La scelta d’impersonare l’attore francese Hervé Jean-Pierre Villechaize — il cattivo Nick Nack di Agente 007- L’uomo dalla pistola d’oro, e mitico Tattoo della serie tv anni 70-80 Fantasy Island — arriva dal desiderio di «indossare tutti quei vestiti vintage, papillon e gioielli che tanto piacevano a Hervé, mimare il suo accento francese, e buttarmi nei party sfrenati, pieni di alcol e donne, a cui era abituato». E giù un’altra risata. «Hervé è diventato un modello molto prima di me», prosegue l’attore, «una benedizione ma anche una dannazione. Però se movimenti come #MeToo e la battaglia per la parità dei sessi e la diversità trovano degni portavoce, non fa bene solo agli addetti ai lavori. È un passo avanti per lo spettatore che, al cinema o in televisione, vede finalmente rappresentate persone reali, di tutte le razze ed etnie». E stature.
La sfida di interpretare un nano così popolare come Hervé non lo intimorisce: «Da anni Sasha Gervasi tentava di realizzare questo film. Sono abbastanza intelligente da dire di no quando mi offrono un ruolo che ridicolizza la mia altezza. Ma non è proprio questo il caso».

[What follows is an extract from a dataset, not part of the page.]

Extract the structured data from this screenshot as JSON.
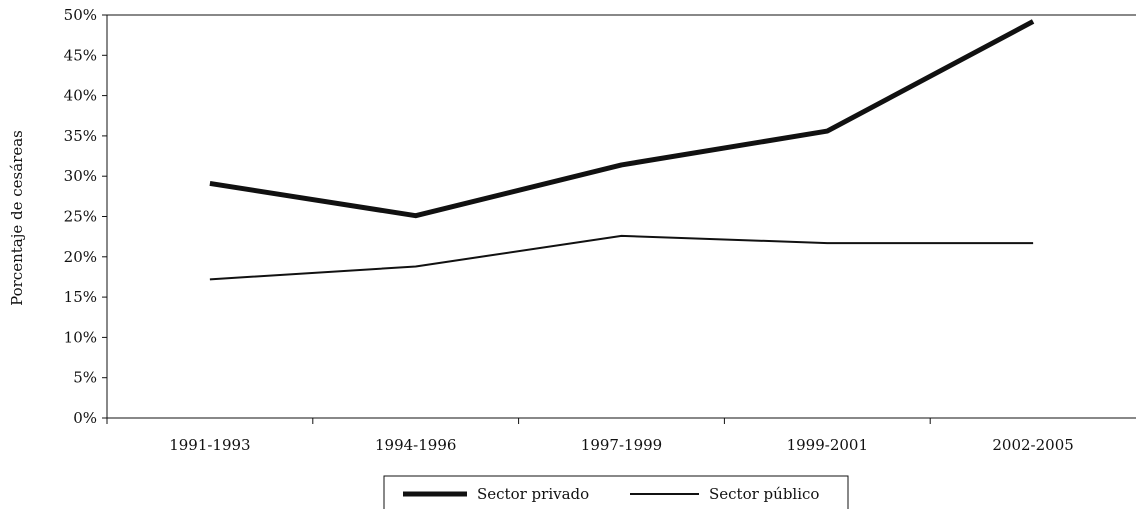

Dinklage è nato nel New Jersey, a un’ora da New York, padre commesso e madre insegnante di musica. «Non avevamo neanche un 19 pollici in salotto» ricorda.

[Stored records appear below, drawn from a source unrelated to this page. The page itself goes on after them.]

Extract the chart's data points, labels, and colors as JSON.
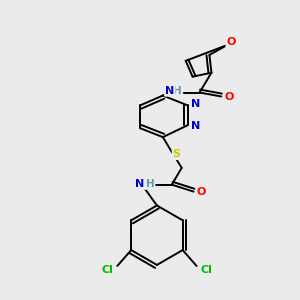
{
  "bg_color": "#ebebeb",
  "figsize": [
    3.0,
    3.0
  ],
  "dpi": 100,
  "atom_colors": {
    "O": "#ff0000",
    "N": "#0000cc",
    "S": "#cccc00",
    "Cl": "#00bb00",
    "H": "#6699aa",
    "C": "#000000"
  },
  "lw": 1.4,
  "lw_double_inner": 1.2
}
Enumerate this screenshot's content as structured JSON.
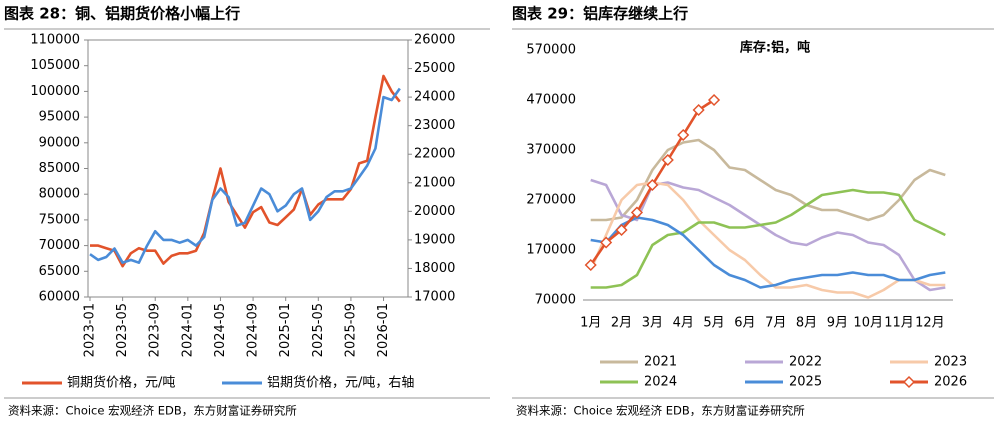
{
  "chart_data": [
    {
      "type": "line",
      "title": "图表 28：铜、铝期货价格小幅上行",
      "source": "资料来源：Choice 宏观经济 EDB，东方财富证券研究所",
      "x": [
        "2023-01",
        "2023-02",
        "2023-03",
        "2023-04",
        "2023-05",
        "2023-06",
        "2023-07",
        "2023-08",
        "2023-09",
        "2023-10",
        "2023-11",
        "2023-12",
        "2024-01",
        "2024-02",
        "2024-03",
        "2024-04",
        "2024-05",
        "2024-06",
        "2024-07",
        "2024-08",
        "2024-09",
        "2024-10",
        "2024-11",
        "2024-12",
        "2025-01",
        "2025-02",
        "2025-03",
        "2025-04",
        "2025-05",
        "2025-06",
        "2025-07",
        "2025-08",
        "2025-09",
        "2025-10",
        "2025-11",
        "2025-12",
        "2026-01",
        "2026-02",
        "2026-03"
      ],
      "xlim": [
        "2023-01",
        "2026-04"
      ],
      "xticks": [
        "2023-01",
        "2023-05",
        "2023-09",
        "2024-01",
        "2024-05",
        "2024-09",
        "2025-01",
        "2025-05",
        "2025-09",
        "2026-01"
      ],
      "ylim": [
        60000,
        110000
      ],
      "yticks": [
        60000,
        65000,
        70000,
        75000,
        80000,
        85000,
        90000,
        95000,
        100000,
        105000,
        110000
      ],
      "y2lim": [
        17000,
        26000
      ],
      "y2ticks": [
        17000,
        18000,
        19000,
        20000,
        21000,
        22000,
        23000,
        24000,
        25000,
        26000
      ],
      "legend": "bottom",
      "series": [
        {
          "name": "铜期货价格，元/吨",
          "color": "#e2532b",
          "values": [
            70000,
            70000,
            69500,
            69000,
            66000,
            68500,
            69500,
            69000,
            69000,
            66500,
            68000,
            68500,
            68500,
            69000,
            72500,
            79000,
            85000,
            78500,
            76000,
            73500,
            76500,
            77500,
            74500,
            74000,
            75500,
            77000,
            81000,
            76000,
            78000,
            79000,
            79000,
            79000,
            81000,
            86000,
            86500,
            95000,
            103000,
            100000,
            98000
          ]
        },
        {
          "name": "铝期货价格，元/吨，右轴",
          "color": "#4a8cd8",
          "axis": "y2",
          "values": [
            18500,
            18300,
            18400,
            18700,
            18200,
            18300,
            18200,
            18800,
            19300,
            19000,
            19000,
            18900,
            19000,
            18800,
            19100,
            20400,
            20800,
            20500,
            19500,
            19600,
            20200,
            20800,
            20600,
            20000,
            20200,
            20600,
            20800,
            19700,
            20000,
            20500,
            20700,
            20700,
            20800,
            21200,
            21600,
            22200,
            24000,
            23900,
            24300
          ]
        }
      ]
    },
    {
      "type": "line",
      "title": "图表 29：铝库存继续上行",
      "subtitle": "库存:铝，吨",
      "source": "资料来源：Choice 宏观经济 EDB，东方财富证券研究所",
      "categories": [
        "1月",
        null,
        "2月",
        null,
        "3月",
        null,
        "4月",
        null,
        "5月",
        null,
        "6月",
        null,
        "7月",
        null,
        "8月",
        null,
        "9月",
        null,
        "10月",
        null,
        "11月",
        null,
        "12月",
        null
      ],
      "ylim": [
        70000,
        570000
      ],
      "yticks": [
        70000,
        170000,
        270000,
        370000,
        470000,
        570000
      ],
      "legend": "bottom",
      "series": [
        {
          "name": "2021",
          "color": "#c8b99c",
          "values": [
            230000,
            230000,
            235000,
            270000,
            330000,
            370000,
            385000,
            390000,
            370000,
            335000,
            330000,
            310000,
            290000,
            280000,
            260000,
            250000,
            250000,
            240000,
            230000,
            240000,
            270000,
            310000,
            330000,
            320000
          ]
        },
        {
          "name": "2022",
          "color": "#b9a7d6",
          "values": [
            310000,
            300000,
            240000,
            230000,
            300000,
            305000,
            295000,
            290000,
            275000,
            260000,
            240000,
            220000,
            200000,
            185000,
            180000,
            195000,
            205000,
            200000,
            185000,
            180000,
            160000,
            110000,
            90000,
            95000
          ]
        },
        {
          "name": "2023",
          "color": "#f7caa9",
          "values": [
            130000,
            200000,
            270000,
            300000,
            305000,
            300000,
            270000,
            230000,
            200000,
            170000,
            150000,
            120000,
            95000,
            95000,
            100000,
            90000,
            85000,
            85000,
            75000,
            90000,
            110000,
            110000,
            100000,
            100000
          ]
        },
        {
          "name": "2024",
          "color": "#8ec255",
          "values": [
            95000,
            95000,
            100000,
            120000,
            180000,
            200000,
            205000,
            225000,
            225000,
            215000,
            215000,
            220000,
            225000,
            240000,
            260000,
            280000,
            285000,
            290000,
            285000,
            285000,
            280000,
            230000,
            215000,
            200000
          ]
        },
        {
          "name": "2025",
          "color": "#4a8cd8",
          "values": [
            190000,
            185000,
            220000,
            235000,
            230000,
            220000,
            200000,
            170000,
            140000,
            120000,
            110000,
            95000,
            100000,
            110000,
            115000,
            120000,
            120000,
            125000,
            120000,
            120000,
            110000,
            110000,
            120000,
            125000
          ]
        },
        {
          "name": "2026",
          "color": "#e2532b",
          "marker": "diamond",
          "values": [
            140000,
            185000,
            210000,
            245000,
            300000,
            350000,
            400000,
            450000,
            470000,
            null,
            null,
            null,
            null,
            null,
            null,
            null,
            null,
            null,
            null,
            null,
            null,
            null,
            null,
            null
          ]
        }
      ]
    }
  ]
}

«La prima sitcom che ho visto, assieme ai miei, è stata Tre cuori in affitto. Io e mio fratello ci siamo messi a piangere quando in casa è entrato il primo televisore». A scuola «ero arrabbiato con tutti, mi sentivo diverso». La produzione di True West di Sam Shepard e con John Malkovich, lo ha convinto a mettere via broncio e insicurezze e a presentarsi sul palcoscenico. I primi amori «non li cercavo sui social. Negli anni Ottanta le sale giochi erano i nostri social media. Un sacco di ragazze dei miei sogni le ho trovate davanti a un flipper». Lo affascinano il teatro e i drammaturghi: «Ho recitato in The killing act e Imperfect love, in Un mese in campagna di Turgenev, Riccardo III di Shakespeare e Zio Vanja di ?echov ma da quando sono diventato padre amo prestare la voce ai cartoni 3D, da L’era glaciale a Angry Birds ». Non crede alla fortuna, Dinklage: «Ho lavorato duro tutta la vita, calcato palcoscenici per 50 dollari appena, detto di no a migliaia di pubblicitari che mi volevano come gnomo e folletto. Quello che possiedo, me lo sono guadagnato. Non ho un’agenda di cose da fare. Non sono un tipo diplomatico. Le orecchie delle major, ora che anche i nani hanno un ambasciatore, sono dritte come aghi. Ci ascoltano!». Nell’annuario scolastico, sotto la sua fotografia, Dinklage ha lasciato la citazione di Sam Shepard: «Le parole sono strumenti di immaginazione in movimento». Lo crede ancora? «Meno un attore parla di sé, più il pubblico lo prende sul serio. Ecco, da adesso in poi, me ne starò zitto. Per sempre».